Letter

Can Urban Indigenous Peoples Defend the Land?

Dear UTA,

Freda Huson, Toghestiy, and the rest of the Unist’ot’en Camp invoke some foundational tensions in Indigenous decolonial thought as to what “the city” means for a decolonized future on Turtle Island. It is now a truism that more Indigenous peoples in Canada are living in urban areas than “on the land.” A major and relatively recent transition in Indigenous ways of life is being reckoned with in countless experimentations in cities across the country. To be sure, the fact that over 50 percent of Indigenous peoples live in urban areas papers over an extreme diversity in Indigenous urban lives – many folks have patterned circulations between urban and less urban places, while others have never really left the city.

When land defenders carrying out the type of full reoccupation of traditional territories that Unist’ot’en has been able to achieve speak of responsibility, it is often packaged with a vision of the city that resonates with the historic detractors of urban life. The city in this framework is the beating heart of the beast of global capitalism – those who live within its clutches are stripped of ancestral meanings and associations, and are left as alienated wage-slaves overwhelmed by urbanity. The responsibility of Indigenous peoples, then, is to loosen these shackles, return to the land, and resume those ancestral practices responsible for its care, becoming a living frontline defense force. Our hemispheric history is replete with epic stories of such defense, which act as a call to arms for a robust pan-Indigenism. Many others feel the city and urban Indigenous peoples can not only play a key role in producing such land defense effects, but should be understood as a necessary theoretical, spiritual, and political lens in framing a more comprehensive decolonial praxis.

I’m thinking of Elder Vern Harper, a Cree elder raised in Toronto’s Regent Park, now in his 80s, who helped found the concept of the “urban elder.” Elder Vern, like so many Indigenous folks before and after him, was urbanized through genocidal forces – in his case, by being stolen by the foster system as an infant and dropped into the dregs of downtown Toronto.

Whether urbanized through simple primitive accumulation, or by more complex state mechanisms to destroy Indigenous communities (such as residential schooling), or by not feeling they could survive in more rural places, Native folks are taught and healed by Vern in Toronto’s Indigenous community. Huge segments of Native Toronto can’t call Toronto traditional territory, but are still focused on struggling here for reparations, resurgence, decolonization, and land defence.

Urban spaces, more so than any others, make us routinely encounter those who are different from us, and in ways that don’t necessarily lead to a predictable outcome. Indigenous places like Toronto have forced Native migrants, like other migrants and settlers who call Toronto home, to reconcile their lifeworlds – their ceremonies, their languages, their land knowledges, their colonial present – with not only a brutally dominant society, but the inherent intangibility of urban space.
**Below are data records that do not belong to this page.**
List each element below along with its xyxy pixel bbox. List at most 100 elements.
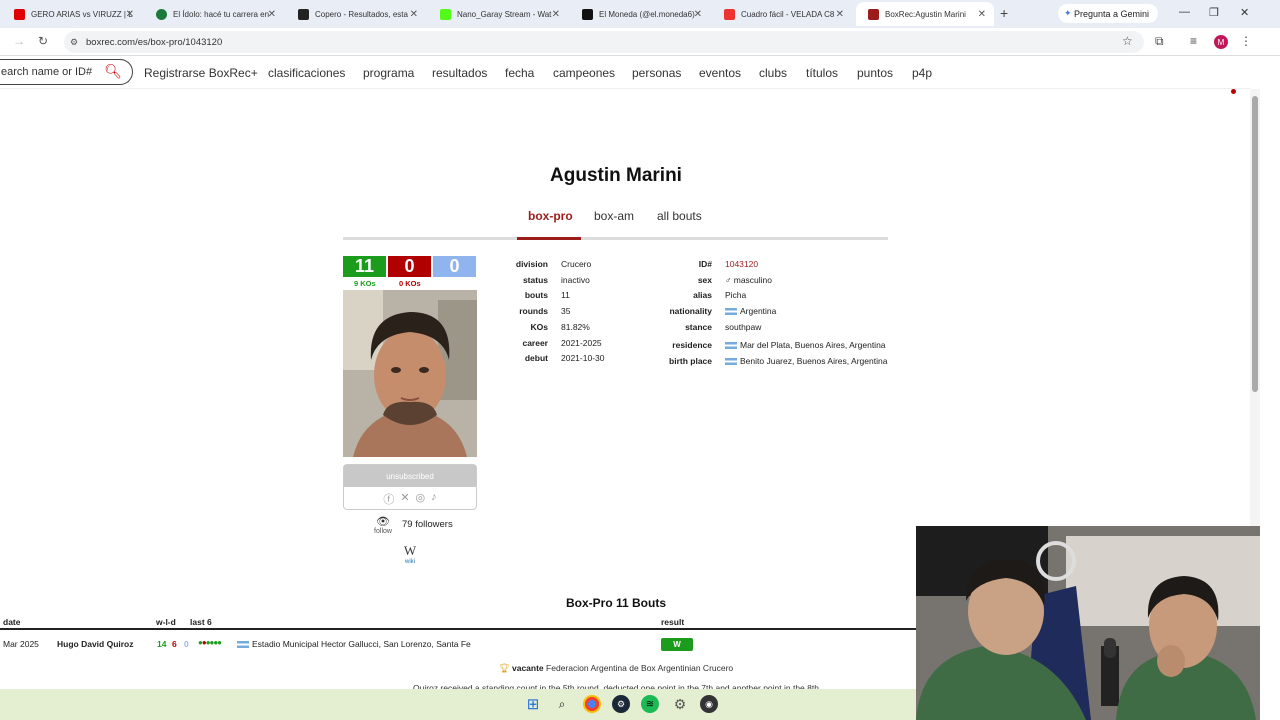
restore-icon[interactable]: ❐ [1209, 6, 1219, 19]
detail-label: stance [685, 322, 712, 332]
browser-tab[interactable]: El Ídolo: hacé tu carrera en ✕ [144, 2, 284, 26]
search-input[interactable]: earch name or ID# 🔍︎ [0, 59, 133, 85]
follow-button[interactable]: 👁︎ follow [372, 515, 394, 535]
nav-champions[interactable]: campeones [553, 66, 615, 80]
url-field[interactable]: ⚙ boxrec.com/es/box-pro/1043120 [64, 31, 1144, 53]
browser-tab[interactable]: El Moneda (@el.moneda6) ✕ [570, 2, 710, 26]
record-wins: 11 [343, 256, 386, 277]
wins-kos: 9 KOs [354, 279, 376, 288]
nav-people[interactable]: personas [632, 66, 681, 80]
venue[interactable]: Estadio Municipal Hector Gallucci, San L… [237, 639, 471, 649]
bout-date: Mar 2025 [3, 639, 39, 649]
spotify-icon[interactable]: ≋ [641, 695, 659, 713]
column-header-result: result [661, 617, 685, 627]
site-info-icon[interactable]: ⚙ [70, 37, 78, 48]
close-icon[interactable]: ✕ [268, 9, 276, 20]
detail-label: ID# [698, 259, 712, 269]
windows-start-icon[interactable]: ⊞ [524, 695, 542, 713]
browser-tab[interactable]: GERO ARIAS vs VIRUZZ | L ✕ [2, 2, 142, 26]
argentina-flag-icon [725, 342, 737, 350]
nav-schedule[interactable]: programa [363, 66, 414, 80]
opponent-wins: 14 [157, 639, 167, 649]
new-tab-button[interactable]: + [1000, 5, 1008, 21]
instagram-icon[interactable]: ◎ [416, 491, 426, 507]
nav-p4p[interactable]: p4p [912, 66, 932, 80]
detail-label: residence [672, 340, 712, 350]
close-window-icon[interactable]: ✕ [1240, 6, 1249, 19]
table-header-rule [0, 628, 916, 630]
obs-icon[interactable]: ◉ [700, 695, 718, 713]
site-nav: earch name or ID# 🔍︎ Registrarse BoxRec+ … [0, 57, 1250, 89]
close-icon[interactable]: ✕ [978, 9, 986, 20]
extensions-icon[interactable]: ⧉ [1155, 34, 1164, 49]
column-header-date[interactable]: date [3, 617, 20, 627]
detail-value: Argentina [740, 306, 777, 316]
menu-icon[interactable]: ⋮ [1240, 34, 1252, 48]
detail-value: Picha [725, 290, 747, 300]
reload-icon[interactable]: ↻ [38, 34, 48, 48]
steam-icon[interactable]: ⚙ [612, 695, 630, 713]
argentina-flag-icon [725, 358, 737, 366]
boxer-id-link[interactable]: 1043120 [725, 259, 758, 269]
boxer-photo [343, 290, 477, 457]
subscription-box: unsubscribed ⓕ ✕ ◎ ♪ [343, 464, 477, 510]
close-icon[interactable]: ✕ [126, 9, 134, 20]
browser-tab-active[interactable]: BoxRec:Agustin Marini ✕ [856, 2, 994, 26]
argentina-flag-icon [237, 641, 249, 649]
browser-tab[interactable]: Nano_Garay Stream - Wat ✕ [428, 2, 568, 26]
nav-events[interactable]: eventos [699, 66, 741, 80]
close-icon[interactable]: ✕ [410, 9, 418, 20]
close-icon[interactable]: ✕ [694, 9, 702, 20]
search-icon[interactable]: ⌕ [553, 695, 571, 713]
nav-results[interactable]: resultados [432, 66, 487, 80]
losses-kos: 0 KOs [399, 279, 421, 288]
chrome-icon[interactable] [583, 695, 601, 713]
gemini-label: Pregunta a Gemini [1074, 8, 1150, 19]
nav-date[interactable]: fecha [505, 66, 534, 80]
title-name[interactable]: Federacion Argentina de Box Argentinian … [546, 663, 733, 673]
gemini-button[interactable]: ✦ Pregunta a Gemini [1058, 4, 1158, 23]
subscribe-button[interactable]: unsubscribed [344, 465, 476, 487]
tab-title: Cuadro fácil - VELADA C8 [741, 9, 835, 19]
opponent-draws: 0 [184, 639, 189, 649]
back-icon[interactable]: → [13, 34, 25, 48]
minimize-icon[interactable]: — [1179, 6, 1190, 18]
column-header-last6: last 6 [190, 617, 212, 627]
search-icon[interactable]: 🔍︎ [104, 63, 122, 80]
trophy-icon: 🏆︎ [498, 663, 510, 673]
nav-titles[interactable]: títulos [806, 66, 838, 80]
tab-box-pro[interactable]: box-pro [528, 209, 573, 223]
browser-tab[interactable]: Copero - Resultados, esta ✕ [286, 2, 426, 26]
detail-label: birth place [669, 356, 712, 366]
detail-label: debut [524, 353, 548, 363]
nav-points[interactable]: puntos [857, 66, 893, 80]
close-icon[interactable]: ✕ [836, 9, 844, 20]
settings-icon[interactable]: ⚙ [671, 695, 689, 713]
nationality-value: Argentina [725, 306, 776, 316]
facebook-icon[interactable]: ⓕ [383, 491, 394, 507]
opponent-link[interactable]: Hugo David Quiroz [57, 639, 134, 649]
bookmark-star-icon[interactable]: ☆ [1122, 34, 1133, 48]
tab-box-am[interactable]: box-am [594, 209, 634, 223]
close-icon[interactable]: ✕ [552, 9, 560, 20]
search-placeholder: earch name or ID# [1, 66, 93, 78]
avatar[interactable]: M [1214, 35, 1228, 49]
x-icon[interactable]: ✕ [400, 491, 409, 507]
tab-all-bouts[interactable]: all bouts [657, 209, 702, 223]
tab-divider [343, 237, 888, 240]
nav-register[interactable]: Registrarse BoxRec+ [144, 66, 258, 80]
nav-ratings[interactable]: clasificaciones [268, 66, 345, 80]
address-bar-row: → ↻ ⚙ boxrec.com/es/box-pro/1043120 ☆ ⧉ ≡… [0, 28, 1280, 56]
youtube-icon [14, 8, 25, 20]
browser-tab[interactable]: Cuadro fácil - VELADA C8 ✕ [712, 2, 852, 26]
scrollbar-thumb[interactable] [1252, 96, 1258, 392]
nav-clubs[interactable]: clubs [759, 66, 787, 80]
detail-label: alias [693, 290, 712, 300]
detail-value: southpaw [725, 322, 762, 332]
kick-icon [440, 8, 451, 20]
media-icon[interactable]: ≡ [1190, 34, 1197, 48]
tab-title: Copero - Resultados, esta [315, 9, 408, 19]
tiktok-icon[interactable]: ♪ [431, 491, 437, 507]
wiki-link[interactable]: Wwiki [400, 543, 420, 565]
boxer-name: Agustin Marini [550, 165, 682, 186]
Urban spaces, as they currently stand, cannot support most traditional Indigenous economies, and as such are not often valued as land to be defended. Folks like Elder Vern have taken that challenge head-on, making the city a place to begin a decolonial transition for Native lives in crisis, facilitating resurgence through land-based spiritual recovery. In conversation with Elder Vern, whose teachings and guidance has saved hundreds of lives from many nations, you get a sense of an older pan-Indigenism that was born exactly at the time when Indigenous peoples were being urbanized in record numbers (the 1950s and ’60s). That Indigenism honoured and respected traditional territories as a means to recover what had been lost, but also reflected and recognized the urban conditions – the confrontation of so much difference, even if segregated into the Native ghettos of Turtle Island – that had helped generate their consciousness. For instance, the American Indian Movement (of which Elder Vern was once a key member) understood part of that urban awakening of consciousness as transcending purely Indigenous lines, as seen in their intensive collabouration with non-Native decolonization movements (and particularly with the Black liberation struggle).

Even as we should, of course, bolster “frontline” land defence such as the Unist’ot’en Camp, we should push ourselves further to consider what urban Indigenous life (now a dominant mode of Indigenous life on Turtle Island) has meant for our collective understanding of decolonial praxis. Our mutually implicated lives are nowhere more obvious than the city. We should consider how the urban experience has forced us to confront each other in unexpected ways; produced new horizons for solidarity, identification, and resistance; and worked in productive tension with the decolonization protocol that calls for traditional nations to defend traditional lands.